Per il momento i lavori sono fermi, ma il cantiere non è sotto sequestro. Il campionamento di terreno è stato disposto nell’ambito dell’inchiesta che riguarda i rifiuti provenienti dalle concerie del distretto del cuoio di Santa Croce, oltre al materiale di risulta di alcune grandi aziende aretine dell’oro.
In particolare sulla destinazione finale del materiale riciclato che usciva dagli impianti dei Lerose, non solo a Levane ma anche a Pontedera.
Dopo quanto accaduto ad aprile, l’inchiesta è andata avanti e adesso trapelano i primi risultati, ancora informali.
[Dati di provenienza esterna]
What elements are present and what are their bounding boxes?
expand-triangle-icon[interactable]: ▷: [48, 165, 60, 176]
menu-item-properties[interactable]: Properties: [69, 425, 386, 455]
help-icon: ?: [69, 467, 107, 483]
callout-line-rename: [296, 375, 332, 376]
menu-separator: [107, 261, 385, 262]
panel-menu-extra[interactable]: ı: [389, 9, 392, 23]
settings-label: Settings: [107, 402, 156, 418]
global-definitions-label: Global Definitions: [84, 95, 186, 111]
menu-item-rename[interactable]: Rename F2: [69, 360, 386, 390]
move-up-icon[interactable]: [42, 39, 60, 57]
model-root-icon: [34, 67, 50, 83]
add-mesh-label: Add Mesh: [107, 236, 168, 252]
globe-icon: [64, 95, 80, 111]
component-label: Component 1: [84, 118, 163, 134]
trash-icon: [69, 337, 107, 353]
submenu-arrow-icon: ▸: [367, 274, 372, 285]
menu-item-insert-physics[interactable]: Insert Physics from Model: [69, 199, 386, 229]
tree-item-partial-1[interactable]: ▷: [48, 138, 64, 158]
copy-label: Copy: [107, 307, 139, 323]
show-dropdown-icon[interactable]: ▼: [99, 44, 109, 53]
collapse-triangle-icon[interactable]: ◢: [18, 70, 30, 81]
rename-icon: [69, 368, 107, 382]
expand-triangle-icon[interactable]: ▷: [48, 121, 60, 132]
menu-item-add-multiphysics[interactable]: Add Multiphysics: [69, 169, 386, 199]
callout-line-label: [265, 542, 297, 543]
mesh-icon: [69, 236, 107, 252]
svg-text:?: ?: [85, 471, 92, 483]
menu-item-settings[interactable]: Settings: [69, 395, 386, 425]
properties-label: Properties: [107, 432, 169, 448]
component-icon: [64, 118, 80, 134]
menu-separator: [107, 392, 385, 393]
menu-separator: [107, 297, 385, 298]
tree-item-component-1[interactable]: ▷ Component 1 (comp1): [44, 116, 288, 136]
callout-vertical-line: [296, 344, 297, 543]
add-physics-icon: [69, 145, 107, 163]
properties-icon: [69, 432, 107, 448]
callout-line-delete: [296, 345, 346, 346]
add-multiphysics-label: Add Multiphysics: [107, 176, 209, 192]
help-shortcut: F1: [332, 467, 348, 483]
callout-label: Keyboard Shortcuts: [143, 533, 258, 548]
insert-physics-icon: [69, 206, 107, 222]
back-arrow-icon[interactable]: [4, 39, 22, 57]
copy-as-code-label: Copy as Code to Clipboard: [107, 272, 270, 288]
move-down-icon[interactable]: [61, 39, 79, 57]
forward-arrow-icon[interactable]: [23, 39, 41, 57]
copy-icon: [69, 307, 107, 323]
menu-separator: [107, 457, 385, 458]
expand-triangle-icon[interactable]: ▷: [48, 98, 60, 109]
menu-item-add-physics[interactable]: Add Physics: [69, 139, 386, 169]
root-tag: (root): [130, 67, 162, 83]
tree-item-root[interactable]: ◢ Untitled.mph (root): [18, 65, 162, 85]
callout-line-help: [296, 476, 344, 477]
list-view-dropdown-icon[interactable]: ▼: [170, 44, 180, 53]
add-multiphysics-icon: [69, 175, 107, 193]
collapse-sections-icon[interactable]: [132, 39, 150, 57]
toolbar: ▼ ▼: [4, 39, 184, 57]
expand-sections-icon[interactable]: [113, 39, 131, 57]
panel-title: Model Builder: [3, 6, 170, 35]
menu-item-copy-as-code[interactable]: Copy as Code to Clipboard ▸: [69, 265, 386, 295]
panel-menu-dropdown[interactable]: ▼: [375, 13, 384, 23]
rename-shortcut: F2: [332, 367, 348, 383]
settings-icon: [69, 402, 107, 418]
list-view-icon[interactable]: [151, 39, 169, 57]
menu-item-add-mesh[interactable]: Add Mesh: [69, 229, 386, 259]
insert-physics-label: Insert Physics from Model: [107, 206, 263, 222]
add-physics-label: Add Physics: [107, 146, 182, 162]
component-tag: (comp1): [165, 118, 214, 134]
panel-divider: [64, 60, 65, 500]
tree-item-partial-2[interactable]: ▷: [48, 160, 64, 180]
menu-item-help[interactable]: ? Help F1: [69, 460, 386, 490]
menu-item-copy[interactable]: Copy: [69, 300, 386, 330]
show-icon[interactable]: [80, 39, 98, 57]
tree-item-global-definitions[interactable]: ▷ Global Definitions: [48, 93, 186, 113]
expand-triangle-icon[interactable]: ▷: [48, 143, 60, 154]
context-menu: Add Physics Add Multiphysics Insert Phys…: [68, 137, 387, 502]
In questo cantiere privato, i costruttori sarebbero totalmente estranei ai fatti, sarebbero state riscontrate nel materiale di risulta tracce di arsenico ben oltre i limiti prevista dalla legge.
All’attenzione degli inquirenti quindi non solo la presenza nei terreni toscani di keu, cioè lo scarto della lavorazione di pellami col quale sono state costruite alcune strade toscane, compresa la statale 429, ma anche altri materiali inquinanti, destinati all’edilizia.
Nei prossimi giorni, i risultati della consulenza saranno trasmessi dalla Dda ai Comuni interessati per l’avvio di eventuali bonifiche.